『レンタネコ』


観る前に一番心配だったのは、雰囲気だけで中身のないおしゃれ映画だったら嫌だなということでした。でも、序盤に主人公のレンタネコ屋の女性が、奇怪なもののように見られていてほっとした。リアカーに猫を乗せて河川敷を歩きながら、「レンタ~ネコ、寂しい人に猫貸します」なんて拡声器で呼びかけてる女の人がほのぼのと迎えられる世界観だったら、それはもうファンタジーであり、話に説得力がなくなる。そこは、「ママー」「しーっ! 見ちゃだめ!」や男子中学生の「ネコババア!」というように正しい反応がとられていて良かった。

ただ、このようなゆったりした雰囲気の映画で、1時間50分は少し長く感じた。
以下、ネタバレです。







基本的に4つのエピソードからなるんですが、“呼び込み→猫を貸してください→自宅へお邪魔して審査→猫を貸す→数日後呼び出し→問題解決→仕事にまつわる自宅でのミニコント”という流れが1つ目と2つ目でまったく同じだった。このまま4つやるとしたら、観ていて飽きてしまうと思っていたら、3と4は違っていた。でも、“猫を貸す前に、貸すに値する人物/環境かを調査するために、自宅を訪問して審査する”というルールが途中でどっか行っちゃってたのはいいんだろうか。

それで、4つ目になって、明らかにカラーが変わる。私はここ中心で観たかったです。ただ、尺の関係もあるのか、いろいろと説明不足で疑問が残った。
ジャミコが保健室の常連だったのは、本当に勉強についていけなかっただけなの? ベッドを囲むカーテンに張ってあった“ジャミコ専用”っていう紙は誰が書いたの? いじめのようなことがあったわけではないの? 大体、ジャミラに似てるからジャミコっていうあだ名のつけ方は、それだけで軽いいじめじゃないの? そんな時におばあちゃんに助けてもらったんなら、主人公の独白じゃなくて、そのシーンをドラマで見せてくれてもいいんじゃないの? 出てきた男の子のこと、その頃も今も好きだったんじゃないの? 結婚したい結婚したいって言うなら、少しくらいは恋愛シーンを入れてあげても良かったんじゃないの? 初恋の人(私の想像)と再会したら、そこから何か始まるんじゃないの?

「猫カワイイ」「癒される」「私も猫借りたい」だけだったら、いまのままでもいいかもしれないけど、もう少し描きこみを細かくして欲しかった。スカスカです。
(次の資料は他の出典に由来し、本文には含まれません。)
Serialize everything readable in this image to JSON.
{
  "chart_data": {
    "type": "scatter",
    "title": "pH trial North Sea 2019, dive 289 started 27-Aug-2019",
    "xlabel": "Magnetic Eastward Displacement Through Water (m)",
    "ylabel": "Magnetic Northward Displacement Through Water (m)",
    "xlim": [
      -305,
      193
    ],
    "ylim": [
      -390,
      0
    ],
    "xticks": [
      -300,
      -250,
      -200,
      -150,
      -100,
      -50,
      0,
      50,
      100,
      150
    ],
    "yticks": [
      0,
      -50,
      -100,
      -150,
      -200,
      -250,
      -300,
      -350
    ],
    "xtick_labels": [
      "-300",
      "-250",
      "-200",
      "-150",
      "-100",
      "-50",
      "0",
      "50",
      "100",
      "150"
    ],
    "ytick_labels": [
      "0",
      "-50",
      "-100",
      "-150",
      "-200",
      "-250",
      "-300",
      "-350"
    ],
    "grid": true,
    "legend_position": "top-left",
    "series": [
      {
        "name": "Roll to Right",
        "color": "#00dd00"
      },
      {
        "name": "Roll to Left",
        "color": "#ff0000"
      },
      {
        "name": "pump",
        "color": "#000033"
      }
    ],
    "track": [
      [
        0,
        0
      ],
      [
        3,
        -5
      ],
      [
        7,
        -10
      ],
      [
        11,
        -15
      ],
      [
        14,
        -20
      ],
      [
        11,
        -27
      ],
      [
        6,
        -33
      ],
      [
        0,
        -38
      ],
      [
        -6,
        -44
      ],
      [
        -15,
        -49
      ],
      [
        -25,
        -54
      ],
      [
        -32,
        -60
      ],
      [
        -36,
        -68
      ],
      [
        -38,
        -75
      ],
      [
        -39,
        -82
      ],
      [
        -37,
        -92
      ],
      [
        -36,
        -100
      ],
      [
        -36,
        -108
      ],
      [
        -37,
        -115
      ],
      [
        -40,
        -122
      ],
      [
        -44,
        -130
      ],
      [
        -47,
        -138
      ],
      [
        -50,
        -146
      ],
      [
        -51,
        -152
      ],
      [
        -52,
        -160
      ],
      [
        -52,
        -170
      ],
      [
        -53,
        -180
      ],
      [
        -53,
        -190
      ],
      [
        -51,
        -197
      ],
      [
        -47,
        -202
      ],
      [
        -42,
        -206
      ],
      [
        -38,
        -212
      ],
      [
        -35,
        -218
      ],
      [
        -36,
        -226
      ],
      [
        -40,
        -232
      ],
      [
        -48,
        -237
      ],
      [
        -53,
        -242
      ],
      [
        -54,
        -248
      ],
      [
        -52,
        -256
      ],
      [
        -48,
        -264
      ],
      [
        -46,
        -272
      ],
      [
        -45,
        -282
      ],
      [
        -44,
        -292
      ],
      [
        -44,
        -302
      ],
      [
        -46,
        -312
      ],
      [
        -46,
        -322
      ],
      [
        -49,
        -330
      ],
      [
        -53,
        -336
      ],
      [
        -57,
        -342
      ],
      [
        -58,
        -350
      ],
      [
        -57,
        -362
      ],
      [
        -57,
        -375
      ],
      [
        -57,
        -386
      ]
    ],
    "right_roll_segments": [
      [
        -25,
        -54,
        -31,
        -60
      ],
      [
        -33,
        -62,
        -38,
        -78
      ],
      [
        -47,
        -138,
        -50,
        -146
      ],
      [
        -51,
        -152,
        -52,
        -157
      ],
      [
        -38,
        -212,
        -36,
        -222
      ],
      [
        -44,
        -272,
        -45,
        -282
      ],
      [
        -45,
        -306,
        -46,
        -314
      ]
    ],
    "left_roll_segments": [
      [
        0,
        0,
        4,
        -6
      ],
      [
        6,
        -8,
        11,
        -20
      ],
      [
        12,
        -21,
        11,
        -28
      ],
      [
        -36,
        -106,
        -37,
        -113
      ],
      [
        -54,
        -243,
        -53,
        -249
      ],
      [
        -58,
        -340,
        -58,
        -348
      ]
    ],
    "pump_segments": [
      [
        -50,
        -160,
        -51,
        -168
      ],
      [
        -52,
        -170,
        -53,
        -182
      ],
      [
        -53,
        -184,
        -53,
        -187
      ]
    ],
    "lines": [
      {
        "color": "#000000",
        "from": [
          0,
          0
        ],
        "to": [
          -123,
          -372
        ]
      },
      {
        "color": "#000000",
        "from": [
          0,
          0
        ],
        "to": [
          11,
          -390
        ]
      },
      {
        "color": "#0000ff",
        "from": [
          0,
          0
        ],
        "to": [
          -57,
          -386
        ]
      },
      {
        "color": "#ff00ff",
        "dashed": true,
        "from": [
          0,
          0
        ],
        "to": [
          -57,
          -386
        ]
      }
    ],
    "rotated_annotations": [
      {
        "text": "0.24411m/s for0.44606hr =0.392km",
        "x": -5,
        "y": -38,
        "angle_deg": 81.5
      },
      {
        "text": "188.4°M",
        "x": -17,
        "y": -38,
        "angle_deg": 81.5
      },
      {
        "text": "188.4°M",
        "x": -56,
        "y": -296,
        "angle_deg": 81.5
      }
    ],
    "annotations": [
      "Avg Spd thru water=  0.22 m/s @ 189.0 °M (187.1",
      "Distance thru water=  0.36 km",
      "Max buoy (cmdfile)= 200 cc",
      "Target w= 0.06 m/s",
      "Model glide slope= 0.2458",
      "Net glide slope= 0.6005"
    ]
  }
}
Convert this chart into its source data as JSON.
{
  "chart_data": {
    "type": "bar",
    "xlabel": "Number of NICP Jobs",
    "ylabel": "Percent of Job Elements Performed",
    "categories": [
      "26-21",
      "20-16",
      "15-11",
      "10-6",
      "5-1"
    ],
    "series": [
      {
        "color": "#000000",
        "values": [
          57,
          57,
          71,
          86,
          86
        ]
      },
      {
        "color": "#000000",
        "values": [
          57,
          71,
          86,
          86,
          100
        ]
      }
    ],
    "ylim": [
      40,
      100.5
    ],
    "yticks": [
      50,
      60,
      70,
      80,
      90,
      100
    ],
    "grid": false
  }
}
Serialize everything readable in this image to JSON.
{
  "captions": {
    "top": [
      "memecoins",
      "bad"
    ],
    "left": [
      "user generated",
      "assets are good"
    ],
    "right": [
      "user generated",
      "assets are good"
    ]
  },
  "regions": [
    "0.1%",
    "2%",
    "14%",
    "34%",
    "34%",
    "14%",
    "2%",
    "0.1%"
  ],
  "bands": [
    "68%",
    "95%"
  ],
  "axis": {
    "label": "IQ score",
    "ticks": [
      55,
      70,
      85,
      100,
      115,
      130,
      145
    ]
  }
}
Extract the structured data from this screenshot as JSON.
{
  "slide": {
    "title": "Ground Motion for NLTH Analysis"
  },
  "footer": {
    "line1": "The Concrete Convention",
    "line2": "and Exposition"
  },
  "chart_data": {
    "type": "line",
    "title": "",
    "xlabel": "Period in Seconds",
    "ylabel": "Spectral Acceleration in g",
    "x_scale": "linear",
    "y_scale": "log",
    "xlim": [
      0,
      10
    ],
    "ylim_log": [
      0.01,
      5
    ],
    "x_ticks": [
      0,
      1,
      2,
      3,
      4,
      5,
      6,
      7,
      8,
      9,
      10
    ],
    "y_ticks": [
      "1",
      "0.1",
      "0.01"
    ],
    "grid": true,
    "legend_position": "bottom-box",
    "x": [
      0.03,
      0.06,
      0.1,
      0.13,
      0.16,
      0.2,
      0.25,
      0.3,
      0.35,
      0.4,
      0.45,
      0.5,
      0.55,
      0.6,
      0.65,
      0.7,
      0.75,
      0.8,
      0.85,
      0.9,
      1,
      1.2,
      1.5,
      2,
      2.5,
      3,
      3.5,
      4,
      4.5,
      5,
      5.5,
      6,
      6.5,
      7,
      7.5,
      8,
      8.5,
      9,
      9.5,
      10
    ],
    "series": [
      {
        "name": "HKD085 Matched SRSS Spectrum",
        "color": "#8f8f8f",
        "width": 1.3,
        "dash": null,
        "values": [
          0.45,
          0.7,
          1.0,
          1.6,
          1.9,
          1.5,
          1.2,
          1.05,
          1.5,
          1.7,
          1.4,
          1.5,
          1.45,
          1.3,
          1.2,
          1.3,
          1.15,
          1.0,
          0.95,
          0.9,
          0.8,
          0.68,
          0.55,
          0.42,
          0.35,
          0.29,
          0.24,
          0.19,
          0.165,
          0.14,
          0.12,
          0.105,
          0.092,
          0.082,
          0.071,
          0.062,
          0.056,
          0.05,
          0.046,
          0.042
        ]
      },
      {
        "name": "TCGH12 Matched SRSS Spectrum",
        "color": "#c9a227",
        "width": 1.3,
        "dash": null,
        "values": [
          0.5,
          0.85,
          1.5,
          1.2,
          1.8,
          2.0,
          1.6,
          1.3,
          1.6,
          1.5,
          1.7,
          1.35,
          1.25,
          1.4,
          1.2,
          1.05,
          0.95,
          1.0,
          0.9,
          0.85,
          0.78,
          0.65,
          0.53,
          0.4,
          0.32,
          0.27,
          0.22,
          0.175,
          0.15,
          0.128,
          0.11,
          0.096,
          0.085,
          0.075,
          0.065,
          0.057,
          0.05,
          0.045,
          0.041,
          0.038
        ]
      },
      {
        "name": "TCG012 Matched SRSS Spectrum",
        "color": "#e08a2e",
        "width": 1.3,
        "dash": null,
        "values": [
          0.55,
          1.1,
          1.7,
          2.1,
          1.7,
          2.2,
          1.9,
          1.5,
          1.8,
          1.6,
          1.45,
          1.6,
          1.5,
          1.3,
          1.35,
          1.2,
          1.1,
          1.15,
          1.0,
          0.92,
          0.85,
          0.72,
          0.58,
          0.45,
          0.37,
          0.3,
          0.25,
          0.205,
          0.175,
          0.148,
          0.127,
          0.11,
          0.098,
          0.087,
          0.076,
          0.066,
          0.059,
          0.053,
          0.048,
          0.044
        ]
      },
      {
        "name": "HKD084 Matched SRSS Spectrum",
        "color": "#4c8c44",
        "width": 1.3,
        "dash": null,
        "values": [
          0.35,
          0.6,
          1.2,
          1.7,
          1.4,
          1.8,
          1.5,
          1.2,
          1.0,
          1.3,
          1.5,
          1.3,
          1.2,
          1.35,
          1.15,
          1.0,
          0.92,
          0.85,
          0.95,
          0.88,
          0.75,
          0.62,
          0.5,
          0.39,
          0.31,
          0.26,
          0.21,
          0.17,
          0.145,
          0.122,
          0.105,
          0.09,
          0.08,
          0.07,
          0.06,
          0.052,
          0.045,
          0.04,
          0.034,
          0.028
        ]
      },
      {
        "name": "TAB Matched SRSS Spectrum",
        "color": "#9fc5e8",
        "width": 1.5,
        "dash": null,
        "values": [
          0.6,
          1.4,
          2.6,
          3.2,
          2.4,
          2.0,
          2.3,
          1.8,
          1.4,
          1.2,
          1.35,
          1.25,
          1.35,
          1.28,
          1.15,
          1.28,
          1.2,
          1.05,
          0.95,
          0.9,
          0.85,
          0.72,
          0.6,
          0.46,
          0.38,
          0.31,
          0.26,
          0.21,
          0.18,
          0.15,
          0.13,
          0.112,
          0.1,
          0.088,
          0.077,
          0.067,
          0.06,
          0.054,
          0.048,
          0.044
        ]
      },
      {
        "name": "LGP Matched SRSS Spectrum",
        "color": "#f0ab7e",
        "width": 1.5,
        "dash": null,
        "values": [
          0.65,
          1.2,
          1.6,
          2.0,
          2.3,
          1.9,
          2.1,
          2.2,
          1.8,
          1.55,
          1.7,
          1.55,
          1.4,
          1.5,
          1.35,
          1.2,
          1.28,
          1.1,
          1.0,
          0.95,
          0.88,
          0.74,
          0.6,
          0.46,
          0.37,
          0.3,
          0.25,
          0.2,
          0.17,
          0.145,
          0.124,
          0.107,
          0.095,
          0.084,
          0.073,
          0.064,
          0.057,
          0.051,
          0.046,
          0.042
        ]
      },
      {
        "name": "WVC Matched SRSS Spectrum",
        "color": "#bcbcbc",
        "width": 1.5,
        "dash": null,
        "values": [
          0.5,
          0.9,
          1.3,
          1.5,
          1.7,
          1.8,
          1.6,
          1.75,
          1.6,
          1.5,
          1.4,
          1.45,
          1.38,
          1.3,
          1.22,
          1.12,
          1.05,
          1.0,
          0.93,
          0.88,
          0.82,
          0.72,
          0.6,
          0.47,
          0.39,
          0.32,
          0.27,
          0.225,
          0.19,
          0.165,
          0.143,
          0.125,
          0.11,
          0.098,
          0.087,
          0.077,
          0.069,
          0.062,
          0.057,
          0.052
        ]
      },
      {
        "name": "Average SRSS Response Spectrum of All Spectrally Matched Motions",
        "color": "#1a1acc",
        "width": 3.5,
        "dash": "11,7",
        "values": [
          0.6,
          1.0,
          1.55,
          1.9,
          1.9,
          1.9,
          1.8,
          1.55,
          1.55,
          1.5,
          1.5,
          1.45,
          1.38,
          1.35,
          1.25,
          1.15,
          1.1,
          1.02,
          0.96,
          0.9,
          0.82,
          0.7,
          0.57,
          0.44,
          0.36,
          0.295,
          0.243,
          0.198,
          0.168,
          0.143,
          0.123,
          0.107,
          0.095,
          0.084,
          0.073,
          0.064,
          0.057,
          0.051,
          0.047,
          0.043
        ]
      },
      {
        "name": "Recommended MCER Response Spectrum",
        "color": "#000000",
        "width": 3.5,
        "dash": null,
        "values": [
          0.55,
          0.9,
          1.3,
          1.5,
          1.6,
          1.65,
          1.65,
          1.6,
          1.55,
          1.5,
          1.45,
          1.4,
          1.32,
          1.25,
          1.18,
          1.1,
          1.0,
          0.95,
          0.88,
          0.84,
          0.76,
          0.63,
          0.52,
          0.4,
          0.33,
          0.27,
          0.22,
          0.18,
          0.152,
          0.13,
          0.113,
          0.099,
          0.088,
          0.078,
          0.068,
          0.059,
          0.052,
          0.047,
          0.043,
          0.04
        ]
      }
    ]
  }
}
ちゃんと描いたら、たぶん4つ目のエピソードは相当ヘヴィーなものになると思う。
もっとも、そんなものは観客のニーズには沿わないのかもしれない。荻上監督が撮る以上、カラーが違ってしまうから、このまま、多少におわせる程度で止めておくのが一番しっくりくるのかもしれない。重くて生々しい人間ドラマを荻上監督に求めるのが筋違いなんでしょう。だったら、違う監督作品を観ろということですよね。それもわかるんですが。

最初の3つのエピソードはプロローグ的な役割として、もっとさらっと描くだけでよかった。それで、4つ目に時間を割いてほしかった。でもそうすると、猫があんまり関係なくなりますけど。

今回、もたいまさこが出ていないんですが、同じような役割として小林克也がキャスティングされている。もたいまさこにしなかった理由はよくわからないけど、もたいまさこよりも憎たらしいし、口が悪くて辛辣です。市川実日子が「ババア」と言うシーンがあるけど、もたいまさこに向かって「ババア」とは言えないと思う。

あと、これも諸事情あるんでしょうが、内容が夏向けなので、公開時期がもう少し遅かったら良かったと思う。せめて、6月下旬くらいにしてほしかった。